Baltimore schools debate spending windfall

February 09, 2007|By Sara Neufeld and Brent Jones | Sara Neufeld and Brent Jones,sun reporters

Baltimore school officials plan to include extra money in the budget for the 2007-2008 academic year to increase hall monitors, establish night classes for failing middle school students and create more in-school suspension programs.

Officials said last night that the city school system is projecting an $87 million funding increase, mostly from the state's Thornton legislation, which is providing an influx of funding to all public schools in Maryland. That will bring the system's general fund to $1.03 billion.

But $68 million of the $87 million is needed to cover salary increases, utility increases and other fixed costs, leaving $19 million for discretionary funding.

About 50 people attended a budget hearing last night at school system headquarters - another step in a monthslong process to approve the system's budget for the coming year. Speakers urged the school board to use the extra money to expand after-school programs, school safety initiatives and nutrition and mental health programs.

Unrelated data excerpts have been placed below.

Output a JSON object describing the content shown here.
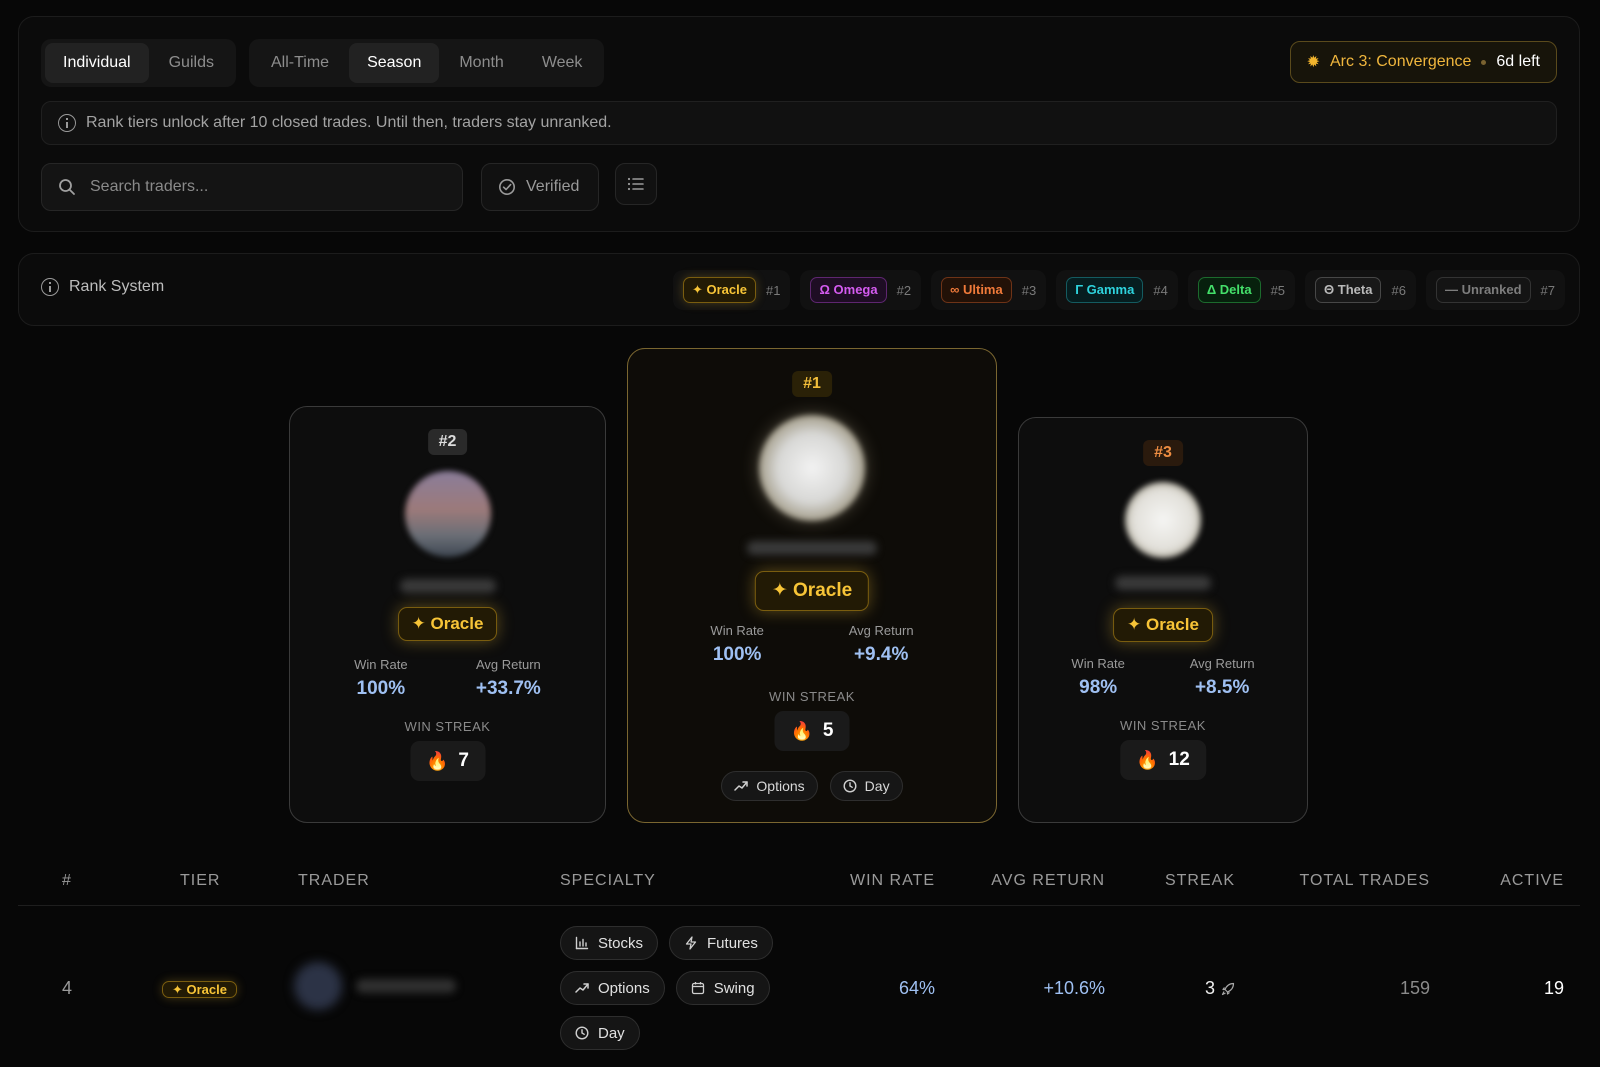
{
  "tabs_view": [
    "Individual",
    "Guilds"
  ],
  "tabs_period": [
    "All-Time",
    "Season",
    "Month",
    "Week"
  ],
  "active_view": "Individual",
  "active_period": "Season",
  "season": {
    "icon": "sun-icon",
    "name": "Arc 3: Convergence",
    "time_left": "6d left"
  },
  "info_text": "Rank tiers unlock after 10 closed trades. Until then, traders stay unranked.",
  "search": {
    "placeholder": "Search traders..."
  },
  "verified_label": "Verified",
  "rank_system": {
    "title": "Rank System",
    "tiers": [
      {
        "symbol": "✦",
        "name": "Oracle",
        "rank": "#1",
        "color": "#f7c437"
      },
      {
        "symbol": "Ω",
        "name": "Omega",
        "rank": "#2",
        "color": "#d45bf0"
      },
      {
        "symbol": "∞",
        "name": "Ultima",
        "rank": "#3",
        "color": "#f07a3a"
      },
      {
        "symbol": "Γ",
        "name": "Gamma",
        "rank": "#4",
        "color": "#2ed3dd"
      },
      {
        "symbol": "Δ",
        "name": "Delta",
        "rank": "#5",
        "color": "#44e06a"
      },
      {
        "symbol": "Θ",
        "name": "Theta",
        "rank": "#6",
        "color": "#b9b9b9"
      },
      {
        "symbol": "—",
        "name": "Unranked",
        "rank": "#7",
        "color": "#7d7d7d"
      }
    ]
  },
  "podium": {
    "first": {
      "position": "#1",
      "tier": "✦ Oracle",
      "win_rate_label": "Win Rate",
      "win_rate": "100%",
      "avg_return_label": "Avg Return",
      "avg_return": "+9.4%",
      "streak_label": "WIN STREAK",
      "streak": "5",
      "tags": [
        "Options",
        "Day"
      ]
    },
    "second": {
      "position": "#2",
      "tier": "✦ Oracle",
      "win_rate_label": "Win Rate",
      "win_rate": "100%",
      "avg_return_label": "Avg Return",
      "avg_return": "+33.7%",
      "streak_label": "WIN STREAK",
      "streak": "7"
    },
    "third": {
      "position": "#3",
      "tier": "✦ Oracle",
      "win_rate_label": "Win Rate",
      "win_rate": "98%",
      "avg_return_label": "Avg Return",
      "avg_return": "+8.5%",
      "streak_label": "WIN STREAK",
      "streak": "12"
    }
  },
  "table": {
    "headers": [
      "#",
      "TIER",
      "TRADER",
      "SPECIALTY",
      "WIN RATE",
      "AVG RETURN",
      "STREAK",
      "TOTAL TRADES",
      "ACTIVE"
    ],
    "rows": [
      {
        "rank": "4",
        "tier": "✦ Oracle",
        "specialties": [
          "Stocks",
          "Futures",
          "Options",
          "Swing",
          "Day"
        ],
        "win_rate": "64%",
        "avg_return": "+10.6%",
        "streak": "3",
        "total_trades": "159",
        "active": "19"
      }
    ]
  }
}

Advocates for "community schools," those linking students and their families with a variety of social services, asked for $2 million to bring their concepts to 20 more schools. This school year, 27 schools became community schools, funded primarily by city government.

School board member Kalman "Buzzy" Hettleman said the budget is going to be "extremely tight" and that he wants to base spending decisions on evaluations of which programs work.

Interim Chief Executive Officer Charlene Cooper Boston said she wants to spend about $2 million of the discretionary money to cover the cost of new textbooks.

A new fund of $1.5 million would aid failing high schools. Another $1.5 million would be spent on middle school reform, including the addition of "lead teachers" and creation of "small learning communities" to give students more personal attention.

Boston said money will be available to create mobile science labs and more library resources at elementary schools expanding to serve sixth through eighth grades.

Seventy-five hall monitors who work part time would become full time and be given health benefits, at a cost of $2.3 million.